Step 5: Build your expertise

Few companies start with deep AI expertise. That’s fine. It is built by experimenting. Many companies start with small internal tools and test in low-risk environments before scaling.

This step-by-step approach is important because there are often hurdles of trust in the company that must be overcome. Teams need to trust that AI is reliable, accurate and truly beneficial before it can invest more deeply or use it on a large scale. By starting small and demonstrating incremental value, you reduce the risk of overcommitting to large, unproven initiatives while building that trust.

Each success will help your team develop the expertise and confidence they need to tackle bigger and more complex AI initiatives in the future.

I’ll summarize

There’s no need to boil the ocean with AI. Just like with cloud adoption, we begin small experiments and scales to reveal value.

AI must follow the same approach.

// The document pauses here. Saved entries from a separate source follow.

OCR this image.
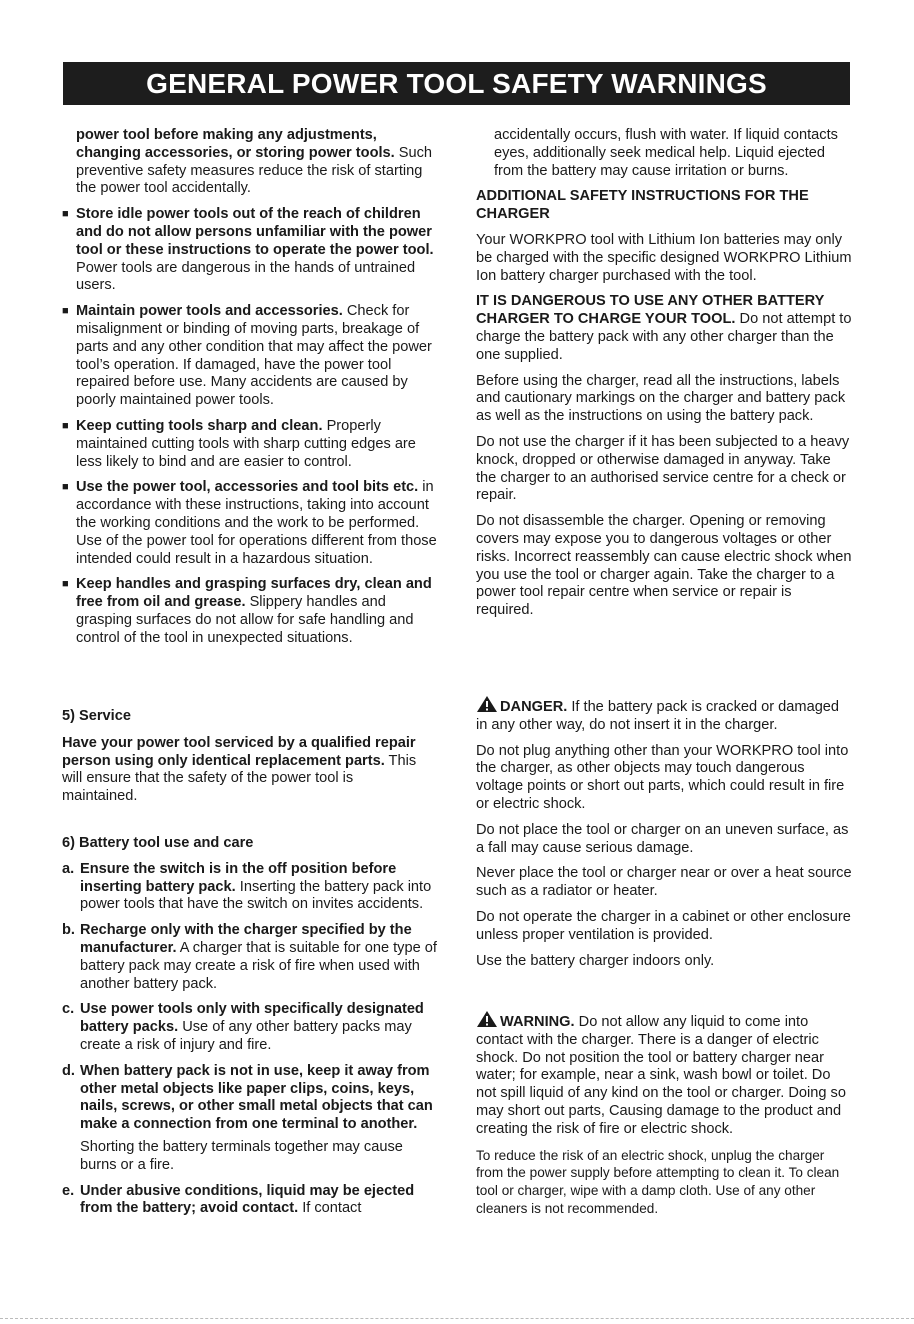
GENERAL POWER TOOL SAFETY WARNINGS

power tool before making any adjustments, changing accessories, or storing power tools. Such preventive safety measures reduce the risk of starting the power tool accidentally.

■ Store idle power tools out of the reach of children and do not allow persons unfamiliar with the power tool or these instructions to operate the power tool. Power tools are dangerous in the hands of untrained users.
■ Maintain power tools and accessories. Check for misalignment or binding of moving parts, breakage of parts and any other condition that may affect the power tool’s operation. If damaged, have the power tool repaired before use. Many accidents are caused by poorly maintained power tools.
■ Keep cutting tools sharp and clean. Properly maintained cutting tools with sharp cutting edges are less likely to bind and are easier to control.
■ Use the power tool, accessories and tool bits etc. in accordance with these instructions, taking into account the working conditions and the work to be performed. Use of the power tool for operations different from those intended could result in a hazardous situation.
■ Keep handles and grasping surfaces dry, clean and free from oil and grease. Slippery handles and grasping surfaces do not allow for safe handling and control of the tool in unexpected situations.

5) Service

Have your power tool serviced by a qualified repair person using only identical replacement parts. This will ensure that the safety of the power tool is maintained.

6) Battery tool use and care

a. Ensure the switch is in the off position before inserting battery pack. Inserting the battery pack into power tools that have the switch on invites accidents.
b. Recharge only with the charger specified by the manufacturer. A charger that is suitable for one type of battery pack may create a risk of fire when used with another battery pack.
c. Use power tools only with specifically designated battery packs. Use of any other battery packs may create a risk of injury and fire.
d. When battery pack is not in use, keep it away from other metal objects like paper clips, coins, keys, nails, screws, or other small metal objects that can make a connection from one terminal to another.

Shorting the battery terminals together may cause burns or a fire.

e. Under abusive conditions, liquid may be ejected from the battery; avoid contact. If contact

accidentally occurs, flush with water. If liquid contacts eyes, additionally seek medical help. Liquid ejected from the battery may cause irritation or burns.

ADDITIONAL SAFETY INSTRUCTIONS FOR THE CHARGER

Your WORKPRO tool with Lithium Ion batteries may only be charged with the specific designed WORKPRO Lithium Ion battery charger purchased with the tool.

IT IS DANGEROUS TO USE ANY OTHER BATTERY CHARGER TO CHARGE YOUR TOOL. Do not attempt to charge the battery pack with any other charger than the one supplied.

Before using the charger, read all the instructions, labels and cautionary markings on the charger and battery pack as well as the instructions on using the battery pack.

Do not use the charger if it has been subjected to a heavy knock, dropped or otherwise damaged in anyway. Take the charger to an authorised service centre for a check or repair.

Do not disassemble the charger. Opening or removing covers may expose you to dangerous voltages or other risks. Incorrect reassembly can cause electric shock when you use the tool or charger again. Take the charger to a power tool repair centre when service or repair is required.

DANGER. If the battery pack is cracked or damaged in any other way, do not insert it in the charger.

Do not plug anything other than your WORKPRO tool into the charger, as other objects may touch dangerous voltage points or short out parts, which could result in fire or electric shock.

Do not place the tool or charger on an uneven surface, as a fall may cause serious damage.

Never place the tool or charger near or over a heat source such as a radiator or heater.

Do not operate the charger in a cabinet or other enclosure unless proper ventilation is provided.

Use the battery charger indoors only.

WARNING. Do not allow any liquid to come into contact with the charger. There is a danger of electric shock. Do not position the tool or battery charger near water; for example, near a sink, wash bowl or toilet. Do not spill liquid of any kind on the tool or charger. Doing so may short out parts, Causing damage to the product and creating the risk of fire or electric shock.

To reduce the risk of an electric shock, unplug the charger from the power supply before attempting to clean it. To clean tool or charger, wipe with a damp cloth. Use of any other cleaners is not recommended.
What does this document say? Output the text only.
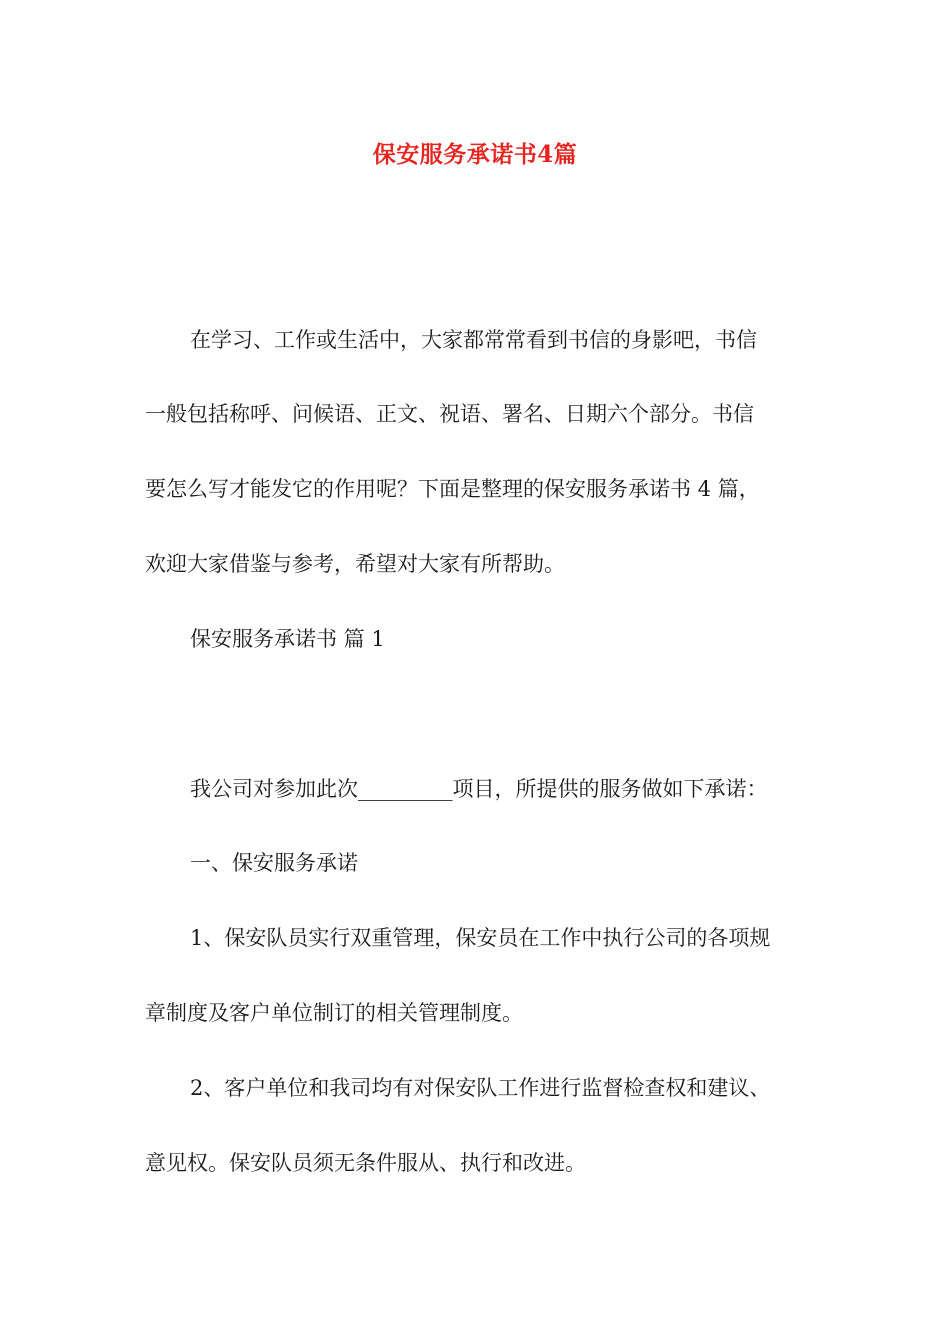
保安服务承诺书4篇
在学习、工作或生活中，大家都常常看到书信的身影吧，书信
一般包括称呼、问候语、正文、祝语、署名、日期六个部分。书信
要怎么写才能发它的作用呢？下面是整理的保安服务承诺书 4 篇，
欢迎大家借鉴与参考，希望对大家有所帮助。
保安服务承诺书 篇 1
我公司对参加此次_________项目，所提供的服务做如下承诺：
一、保安服务承诺
1、保安队员实行双重管理，保安员在工作中执行公司的各项规
章制度及客户单位制订的相关管理制度。
2、客户单位和我司均有对保安队工作进行监督检查权和建议、
意见权。保安队员须无条件服从、执行和改进。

Small, learn and expand. Focus on projects that minimize risk and bring quick wins. Use these successes to build expertise and confidence before expanding into more ambitious efforts.

Gen AI has the potential to transform your business, but it takes time to succeed. Thoughtful prioritization, experimentation and iteration can help you gain momentum and create lasting value.

Sean Falconer is a resident AI entrepreneur of Confluent.